There’s a saying in criminal law that sentencing is an art, not a science. Sentencing judges carefully weigh the aggravating and mitigating sentences to craft a sentence that appropriately balances all the principles of sentencing to come up with a just and fair sentence. Except, of course, when they can’t, because their hands are tied by a mandatory minimum sentence.
Canada saw a rash of mandatory minimums introduced throughout Stephen Harper’s tenure, as the Conservative government enacted a ‘Tough on Crime’ agenda. The sentences come with good political capital, calling for the state to come down hard on ‘criminals’ who are getting off too lightly. The problem, however, is that they limit a judge’s discretion. The circumstances behind every change are different, and sometimes the mandatory minimum is outside of what the court can deem acceptable. If a constitutional challenge is brought, where a person argues that the sentence is grossly disproportionate to the crime, then the mandatory minimum is struck down.
And, earlier this month, this was exactly what happened in the case of R v. Morrison, where the Ontario Court of Appeal struck down the mandatory minimum sentence of 1 year for child luring. In this case, the accused person had communicated with a young person, believing that she was over the age of 14, but had failed to take appropriate steps to confirm her age. The court ultimately found that the one year that automatically attaches to this offence was too harsh given the circumstances of the offence.
The case is yet another example of a Harper-era mandatory minimum being struck down. In case after case, courts have found that there are circumstances that might exist for a person where even though they are guilty of the offence, that the crime is grossly disproportionate to their actions. However, these cases take work. They require the right set of facts, a keen lawyer, a client who can pay (or a lawyer who is willing to do a lot of work that they may not get paid for) and a lot of resources within the justice system. Unless defence lawyers challenge these laws, then they stand, often disproportionately affecting individuals from marginalized communities. It has always struck me as odd that Parliament trusts judges to make all sorts of findings, but cannot trust them to craft appropriate sentences, even with an appeal court to correct any unreasonable sentences.
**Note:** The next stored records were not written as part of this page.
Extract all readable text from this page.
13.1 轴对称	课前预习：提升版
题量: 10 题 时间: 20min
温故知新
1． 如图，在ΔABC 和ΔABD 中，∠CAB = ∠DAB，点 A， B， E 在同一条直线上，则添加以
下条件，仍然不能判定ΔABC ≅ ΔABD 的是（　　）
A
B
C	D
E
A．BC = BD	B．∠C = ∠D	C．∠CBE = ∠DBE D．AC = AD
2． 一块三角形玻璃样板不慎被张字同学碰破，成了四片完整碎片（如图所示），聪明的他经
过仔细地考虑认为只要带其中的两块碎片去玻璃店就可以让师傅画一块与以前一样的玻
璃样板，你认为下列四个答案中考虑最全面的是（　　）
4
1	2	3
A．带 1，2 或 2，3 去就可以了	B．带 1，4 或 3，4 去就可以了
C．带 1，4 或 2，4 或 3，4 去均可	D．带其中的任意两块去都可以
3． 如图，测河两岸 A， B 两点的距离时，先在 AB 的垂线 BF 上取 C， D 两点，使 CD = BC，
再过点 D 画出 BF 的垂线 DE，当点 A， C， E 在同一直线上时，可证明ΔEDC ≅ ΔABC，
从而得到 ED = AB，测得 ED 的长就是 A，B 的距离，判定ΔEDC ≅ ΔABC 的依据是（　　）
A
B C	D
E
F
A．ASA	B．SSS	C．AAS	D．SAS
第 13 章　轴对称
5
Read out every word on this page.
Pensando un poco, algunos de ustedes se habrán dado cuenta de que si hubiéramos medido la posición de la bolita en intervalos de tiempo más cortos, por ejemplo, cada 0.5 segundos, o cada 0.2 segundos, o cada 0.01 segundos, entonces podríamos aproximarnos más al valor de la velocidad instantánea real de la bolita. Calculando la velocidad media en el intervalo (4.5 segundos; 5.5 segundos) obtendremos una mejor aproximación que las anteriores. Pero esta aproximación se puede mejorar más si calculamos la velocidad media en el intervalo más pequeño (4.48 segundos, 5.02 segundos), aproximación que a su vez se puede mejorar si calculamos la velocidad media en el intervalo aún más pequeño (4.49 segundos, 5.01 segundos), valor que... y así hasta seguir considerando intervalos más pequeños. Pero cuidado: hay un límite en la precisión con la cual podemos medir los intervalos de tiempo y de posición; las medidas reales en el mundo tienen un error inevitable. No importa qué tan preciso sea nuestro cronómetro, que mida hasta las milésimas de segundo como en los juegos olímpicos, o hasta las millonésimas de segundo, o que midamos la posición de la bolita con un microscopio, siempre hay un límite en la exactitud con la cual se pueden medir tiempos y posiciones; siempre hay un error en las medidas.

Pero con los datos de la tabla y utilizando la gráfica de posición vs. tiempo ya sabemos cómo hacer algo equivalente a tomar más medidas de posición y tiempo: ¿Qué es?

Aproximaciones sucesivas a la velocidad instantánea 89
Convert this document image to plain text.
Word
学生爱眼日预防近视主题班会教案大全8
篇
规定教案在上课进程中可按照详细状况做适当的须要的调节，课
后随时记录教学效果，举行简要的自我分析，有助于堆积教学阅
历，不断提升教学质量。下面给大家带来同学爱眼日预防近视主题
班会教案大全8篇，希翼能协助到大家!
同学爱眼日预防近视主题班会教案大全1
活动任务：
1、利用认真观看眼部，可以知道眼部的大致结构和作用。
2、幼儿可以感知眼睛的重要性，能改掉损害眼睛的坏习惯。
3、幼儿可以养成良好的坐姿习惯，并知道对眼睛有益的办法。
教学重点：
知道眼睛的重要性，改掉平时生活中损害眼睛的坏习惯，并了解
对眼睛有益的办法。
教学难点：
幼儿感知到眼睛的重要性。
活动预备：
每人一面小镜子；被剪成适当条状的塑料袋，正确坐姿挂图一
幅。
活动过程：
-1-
The current Liberal government has indicated that they will be reforming criminal justice policy, and in February, Jody Wilson-Raybould said that the government would be looking at mandatory minimum sentences very soon. Still, we’ve yet to see any movement on this front. In this post-Jordan era of trial delays, we are seeing court time being eaten up by constitutional challenges, instead of streamlining options for resolving these files. Instead of fighting these cases, it seems it’s time to restore judges’ discretion and allow them properly practice the art of sentencing.